Para já, tornar a vacinação totalmente obrigatória para todos os cidadãos ainda só é uma realidade na Áustria, que vai aplicar a medida a partir de 1 de fevereiro. A agora antiga chanceler alemã Angela Merkel também admitiu no início do mês a obrigatoriedade da vacina contra a Covid-19 na Alemanha. Esta semana, o presidente francês, Emmanuel Macron, afirmou igualmente que a obrigatoriedade da vacina “é uma hipótese”.
Como já foi referido, a Grécia decidiu recentemente tornar a vacina obrigatória, mas apenas para os cidadãos com mais de 65 anos. Os que não se vacinarem podem ter de pagar uma multa de 100 euros todos os meses. Outros países da Europa ocidental têm aplicado a vacinação obrigatória só aos profissionais de saúde, como Itália ou França, por exemplo.

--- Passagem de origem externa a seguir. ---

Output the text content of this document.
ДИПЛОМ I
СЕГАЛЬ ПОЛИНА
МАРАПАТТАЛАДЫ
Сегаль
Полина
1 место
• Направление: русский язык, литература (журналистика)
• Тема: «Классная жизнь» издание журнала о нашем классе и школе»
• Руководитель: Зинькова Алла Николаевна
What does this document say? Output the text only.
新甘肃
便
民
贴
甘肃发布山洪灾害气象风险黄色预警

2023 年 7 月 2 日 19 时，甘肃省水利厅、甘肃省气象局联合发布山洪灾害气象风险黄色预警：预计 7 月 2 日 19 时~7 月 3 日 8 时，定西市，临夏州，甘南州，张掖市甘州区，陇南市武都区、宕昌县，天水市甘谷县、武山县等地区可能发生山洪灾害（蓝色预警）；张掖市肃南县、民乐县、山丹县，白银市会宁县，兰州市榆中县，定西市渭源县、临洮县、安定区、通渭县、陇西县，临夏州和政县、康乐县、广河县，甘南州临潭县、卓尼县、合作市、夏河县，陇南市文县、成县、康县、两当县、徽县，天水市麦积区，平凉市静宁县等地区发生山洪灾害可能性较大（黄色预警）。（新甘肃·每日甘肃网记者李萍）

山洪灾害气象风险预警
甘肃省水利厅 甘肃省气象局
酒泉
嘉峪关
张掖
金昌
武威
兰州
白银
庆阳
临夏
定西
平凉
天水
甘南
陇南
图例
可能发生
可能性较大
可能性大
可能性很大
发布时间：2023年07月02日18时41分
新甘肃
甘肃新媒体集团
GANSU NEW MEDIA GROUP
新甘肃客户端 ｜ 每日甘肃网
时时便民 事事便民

A 20 de novembro, o diretor regional da Organização Mundial de Saúde para a Europa, Hans Kluge, descreveu a vacinação obrigatória como “um último recurso”, mas avisou que estava na altura de se ter “um debate jurídico e social” sobre o tema.
Por cá, o Presidente da República, Marcelo Rebelo de Sousa, já veio dizer que a vacinação obrigatória em Portugal “não é um tema da ordem do dia”.
Conclusão
A presidente da Comissão Europeia nunca defendeu o fim do Código de Nuremberga, um conjunto de princípios éticos que orientam a investigação em seres humanos, a fim de tornar obrigatória a vacinação contra a Covid-19, tal como sugere uma publicação de Facebook. A questão surgiu depois de uma conferência de imprensa na qual Ursula von der Leyen defende que está na altura de ter “uma discussão” sobre a medida. Mas, ao analisar todo o discurso da líder do executivo comunitário, conclui-se que o Código de Nuremberga nunca é referido. A informação é também desmentida ao Observador por duas fontes oficiais da Comissão Europeia.
Além do mais, conclui-se que a vacinação contra a Covid-19 não viola o Código de Nuremberga, visto que a vacina está autorizada pelas autoridades de saúde e não se trata de uma medida experimental, tal como explicam ao Observador o diretor do Centro de Direito Biomédico da Universidade de Coimbra e o presidente da Associação Portuguesa de Bioética.
Segundo a classificação do Observador, este conteúdo é:
ERRADO
No sistema de classificação do Facebook este conteúdo é:
FALSO: as principais alegações do conteúdo são factualmente imprecisas. Geralmente, esta opção corresponde às classificações “falso” ou “maioritariamente falso” nos sites de verificadores de factos.